In the US, most STOs proceed under Regulation D (private placements to accredited investors, sometimes with a one-year resale lockup), Regulation S (offshore sales to non-US persons), or Regulation A+ (which allows raises of up to $75 million from both retail and accredited investors, backed by SEC-qualified disclosures). In the EU and other jurisdictions, ordinary securities law typically applies to these tokens rather than the lighter rules built for crypto-assets, since a regulated security token generally falls outside frameworks designed for utility tokens.
Real-world STOs illustrate the model: tZERO, a subsidiary of Overstock.com, raised roughly $134 million in 2018; INX Limited completed an SEC-registered offering raising about $85 million in 2021, with token holders entitled to a share of company revenue; and Blockchain Capital's 2017 BCAP token gave investors indirect exposure to a venture fund.
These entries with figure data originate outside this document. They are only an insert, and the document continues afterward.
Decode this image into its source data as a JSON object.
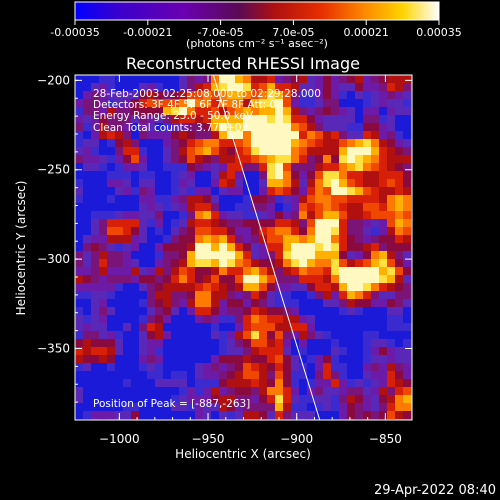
{
  "colorbar": {
    "tick_labels": [
      "-0.00035",
      "-0.00021",
      "-7.0e-05",
      "7.0e-05",
      "0.00021",
      "0.00035"
    ],
    "tick_values": [
      -0.00035,
      -0.00021,
      -7e-05,
      7e-05,
      0.00021,
      0.00035
    ],
    "range": [
      -0.00035,
      0.00035
    ],
    "units_label": "(photons cm⁻² s⁻¹ asec⁻²)",
    "colors": [
      "#0000ff",
      "#4b00aa",
      "#7a00b0",
      "#b01010",
      "#e03000",
      "#ff8c00",
      "#ffd400",
      "#ffffff"
    ]
  },
  "chart_data": {
    "type": "heatmap",
    "title": "Reconstructed RHESSI Image",
    "xlabel": "Heliocentric X (arcsec)",
    "ylabel": "Heliocentric Y (arcsec)",
    "xlim": [
      -1025,
      -835
    ],
    "ylim": [
      -390,
      -197
    ],
    "x_ticks": [
      -1000,
      -950,
      -900,
      -850
    ],
    "x_tick_labels": [
      "−1000",
      "−950",
      "−900",
      "−850"
    ],
    "y_ticks": [
      -200,
      -250,
      -300,
      -350
    ],
    "y_tick_labels": [
      "−200",
      "−250",
      "−300",
      "−350"
    ],
    "annotations": [
      "28-Feb-2003 02:25:08.000 to 02:29:28.000",
      "Detectors: 3F 4F 5F 6F 7F 8F Att: 0",
      "Energy Range: 25.0 - 50.0 keV",
      "Clean    Total counts: 3.77E+03"
    ],
    "peak_label": "Position of Peak = [-887,-263]",
    "peak": [
      -887,
      -263
    ],
    "limb_line": [
      [
        -947,
        -197
      ],
      [
        -887,
        -390
      ]
    ],
    "grid": false
  },
  "footer": {
    "timestamp": "29-Apr-2022 08:40"
  }
}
Unlike an Initial Coin Offering, which historically sold tokens with little legal vetting, an STO builds compliance, investor accreditation checks, and often trading restrictions into the process from the outset.
The tradeoff is cost and speed: legal, audit, and KYC/AML obligations make STOs slower and pricier to launch than ICOs, but they give investors clearer legal recourse and reduce the issuer's regulatory risk.